De waarheid dagelijks verkondigen in navolging van Jezus
1 Jezus had een specifiek werk te volbrengen toen hij naar de aarde kwam. Het was opmerkelijk eenvoudig: ’Getuigenis afleggen van de waarheid’ (Joh. 18:37). Hij verkondigde de waarheid omtrent de schitterende hoedanigheden en voornemens van zijn Vader. Dit werk was als voedsel voor hem; zijn hele leven was daarop geconcentreerd (Joh. 4:34). Lukas berichtte dat Jezus ’dagelijks in de tempel bleef onderwijzen’ (Luk. 19:47). Jezus maakte volledig gebruik van de beschikbare tijd (Joh. 9:4).
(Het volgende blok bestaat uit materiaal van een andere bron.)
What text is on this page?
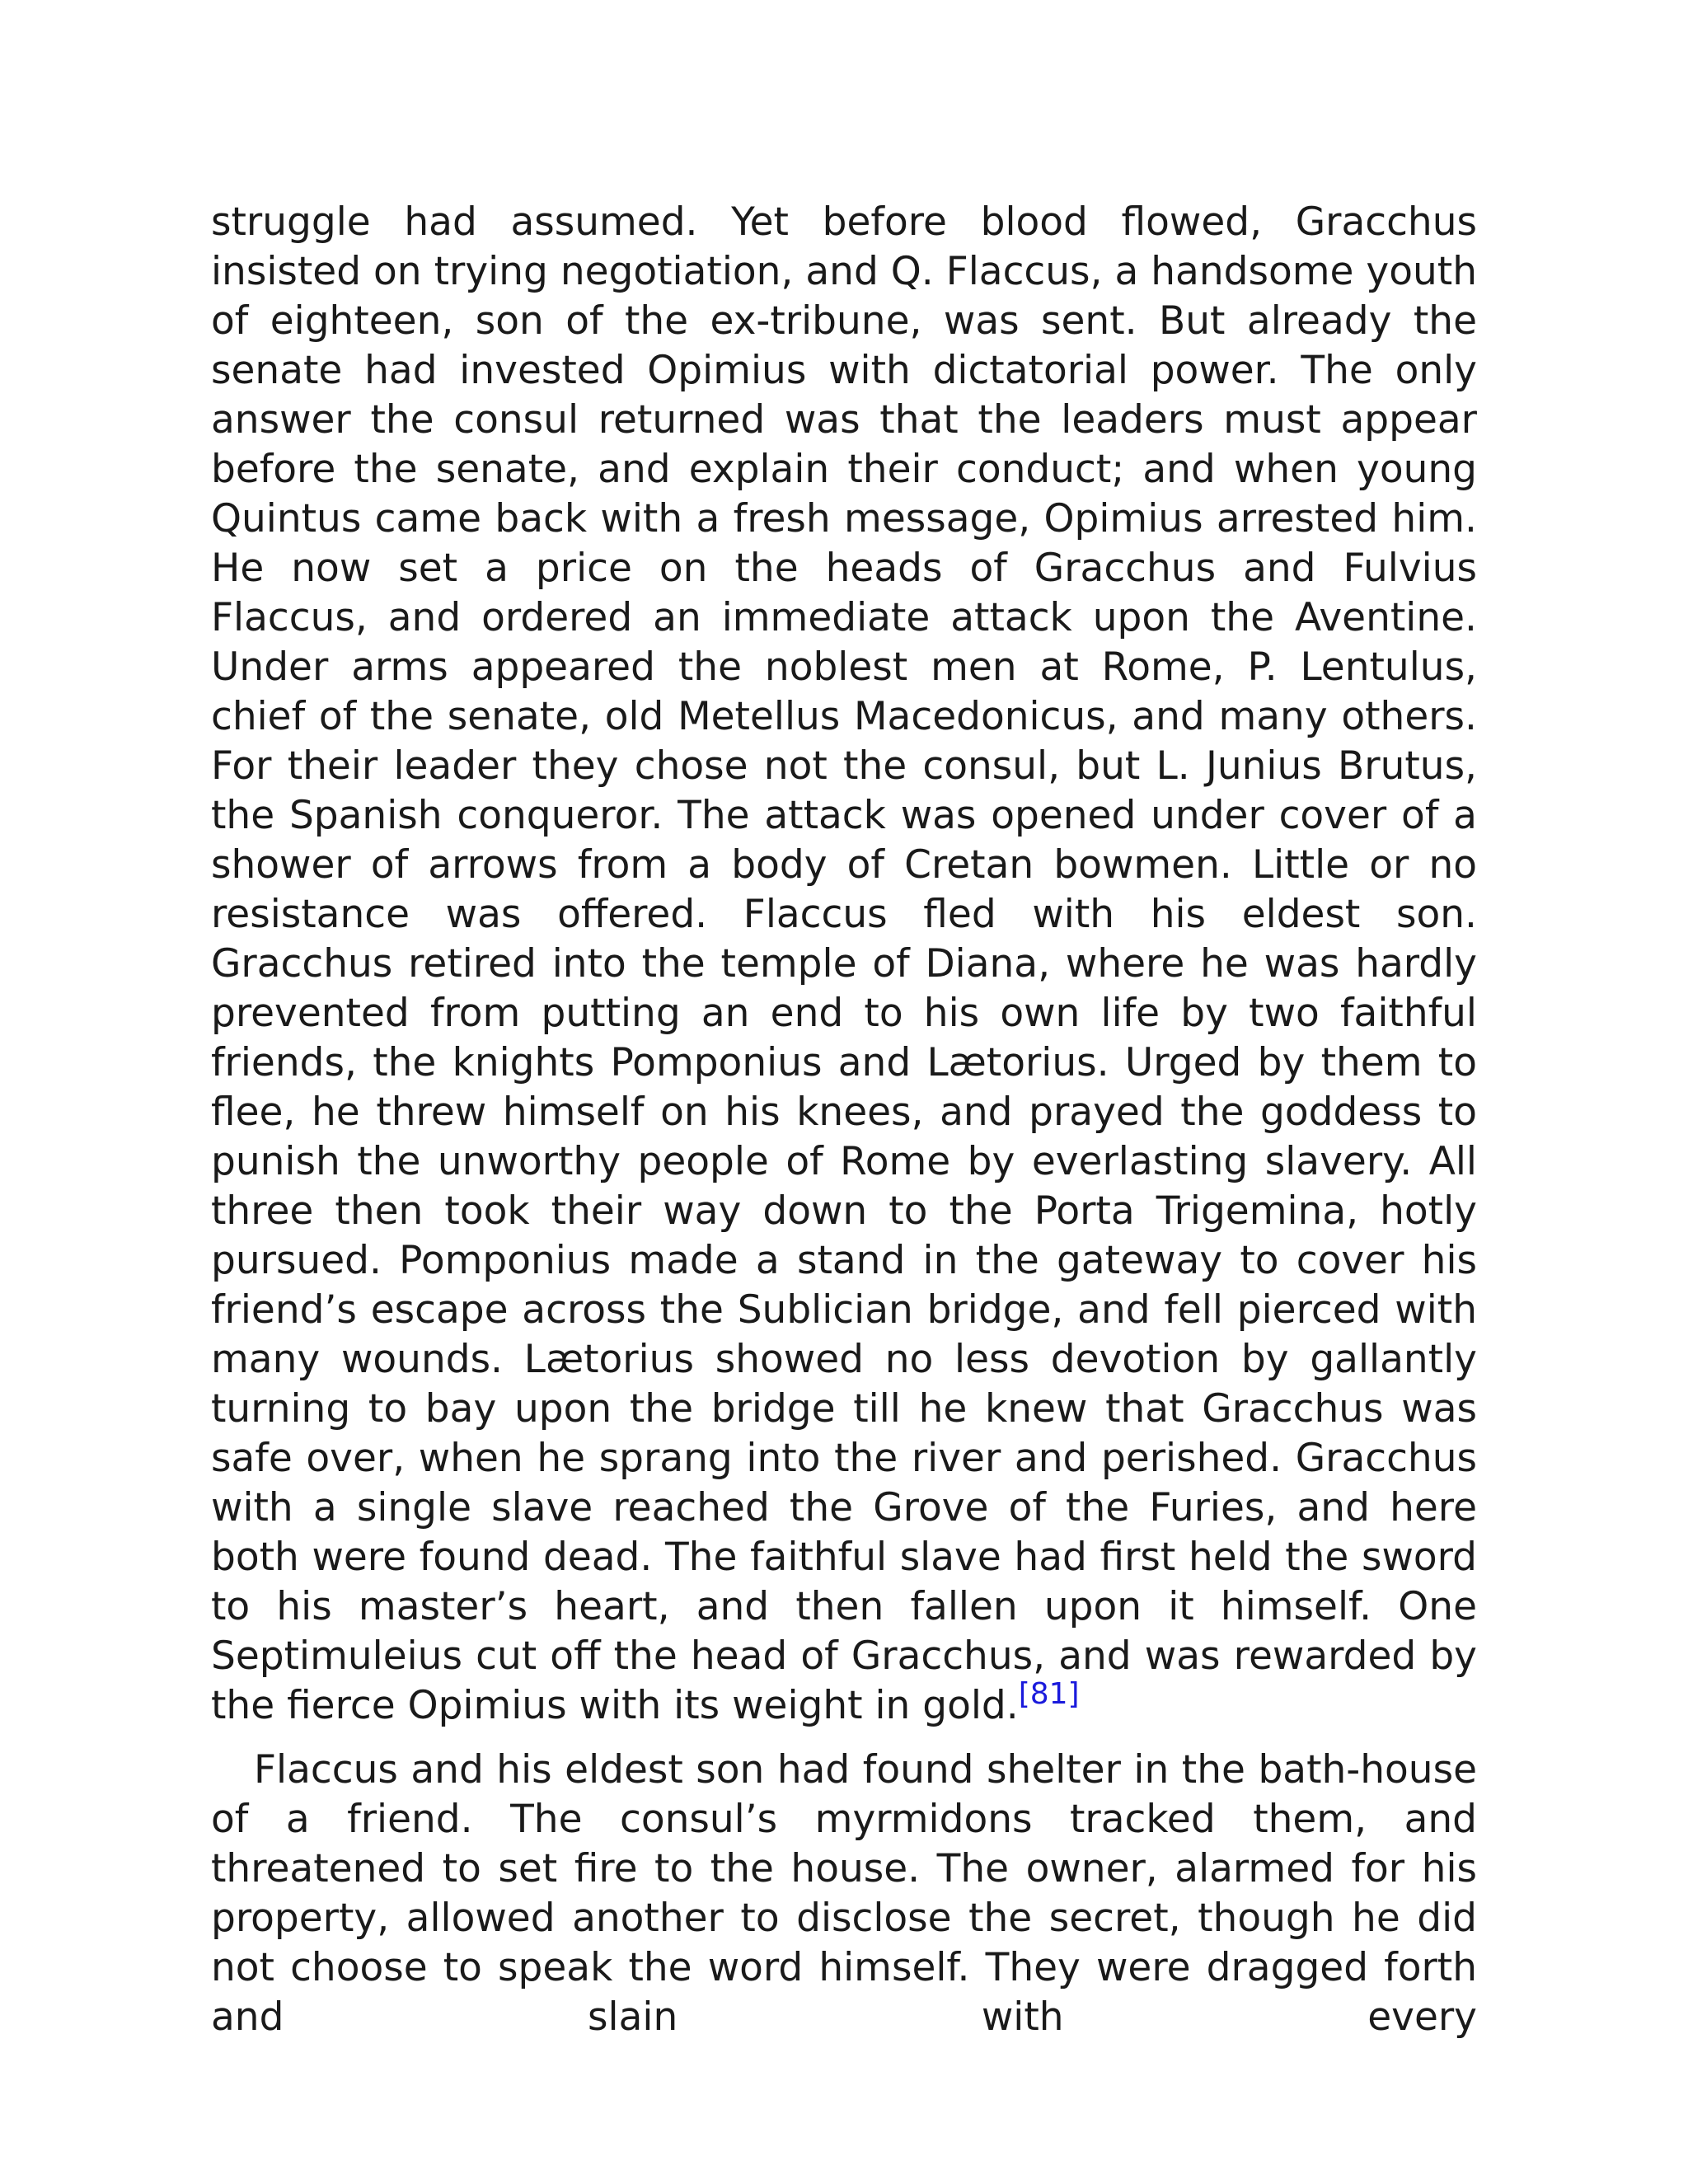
struggle had assumed. Yet before blood flowed, Gracchus insisted on trying negotiation, and Q. Flaccus, a handsome youth of eighteen, son of the ex-tribune, was sent. But already the senate had invested Opimius with dictatorial power. The only answer the consul returned was that the leaders must appear before the senate, and explain their conduct; and when young Quintus came back with a fresh message, Opimius arrested him. He now set a price on the heads of Gracchus and Fulvius Flaccus, and ordered an immediate attack upon the Aventine. Under arms appeared the noblest men at Rome, P. Lentulus, chief of the senate, old Metellus Macedonicus, and many others. For their leader they chose not the consul, but L. Junius Brutus, the Spanish conqueror. The attack was opened under cover of a shower of arrows from a body of Cretan bowmen. Little or no resistance was offered. Flaccus fled with his eldest son. Gracchus retired into the temple of Diana, where he was hardly prevented from putting an end to his own life by two faithful friends, the knights Pomponius and Lætorius. Urged by them to flee, he threw himself on his knees, and prayed the goddess to punish the unworthy people of Rome by everlasting slavery. All three then took their way down to the Porta Trigemina, hotly pursued. Pomponius made a stand in the gateway to cover his friend’s escape across the Sublician bridge, and fell pierced with many wounds. Lætorius showed no less devotion by gallantly turning to bay upon the bridge till he knew that Gracchus was safe over, when he sprang into the river and perished. Gracchus with a single slave reached the Grove of the Furies, and here both were found dead. The faithful slave had first held the sword to his master’s heart, and then fallen upon it himself. One Septimuleius cut off the head of Gracchus, and was rewarded by the fierce Opimius with its weight in gold.[81]

Flaccus and his eldest son had found shelter in the bath-house of a friend. The consul’s myrmidons tracked them, and threatened to set fire to the house. The owner, alarmed for his property, allowed another to disclose the secret, though he did not choose to speak the word himself. They were dragged forth and slain with every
Kort voor zijn dood kon hij tot zijn Vader zeggen: „Ik heb u op de aarde verheerlijkt, daar ik het werk heb voleindigd dat gij mij te doen hebt gegeven.” — Joh. 17:4.
2 Wanneer ons hart vervuld is met waardering voor alles wat Jehovah heeft gedaan, voelen wij ons eveneens gedrongen dagelijks over hem te spreken. Wij worden net als Jezus’ discipelen die vrijmoedig verklaarden: „Wij kunnen niet ophouden te spreken over de dingen die wij gezien en gehoord hebben” (Hand. 4:20). Zij spraken voortdurend over Jehovah, want het verslag zegt dat ’zij zonder ophouden elke dag bleven’ prediken (Hand. 5:42). Wij dienen ons af te vragen: ’Ben ik een navolger van mijn Onderwijzer, Jezus?’
3 Met dringendheid prediken: Jezus voorzei dat wanneer de Koninkrijksboodschap op heel de aarde is bekendgemaakt, ’dan het einde zal komen’ (Matth. 24:14). Dit dient ons te doen beseffen hoe belangrijk en dringend ons werk is. Aangezien het leven van letterlijk miljoenen mensen op het spel staat, is er niets belangrijkers of nuttigers wat wij kunnen doen. Nu dit samenstel van dingen zijn einde nadert, is de overgebleven tijd om dit werk te voltooien, kort geworden!
4 Berichten tonen aan dat Jehovah de bijeenvergadering van met schapen te vergelijken personen bespoedigt (Jes. 60:22). In veel delen van de wereld komen mensen werkelijk in drommen in de waarheid, terwijl zij in feite vreugdevol verklaren: „Wij willen met ulieden gaan, want wij hebben gehoord dat God met ulieden is”! (Zach. 8:23) Meer dan ooit tevoren blijken Jezus’ woorden waar te zijn: „De oogst is groot, maar er zijn weinig werkers. Smeekt . . . de Meester van de oogst dat hij werkers in zijn oogst uitzendt” (Matth. 9:37, 38). Zet dat ons er niet toe aan ijverig te zijn, net als Jezus’ discipelen die ’voortdurend in de tempel waren en God zegenden’? — Luk. 24:53.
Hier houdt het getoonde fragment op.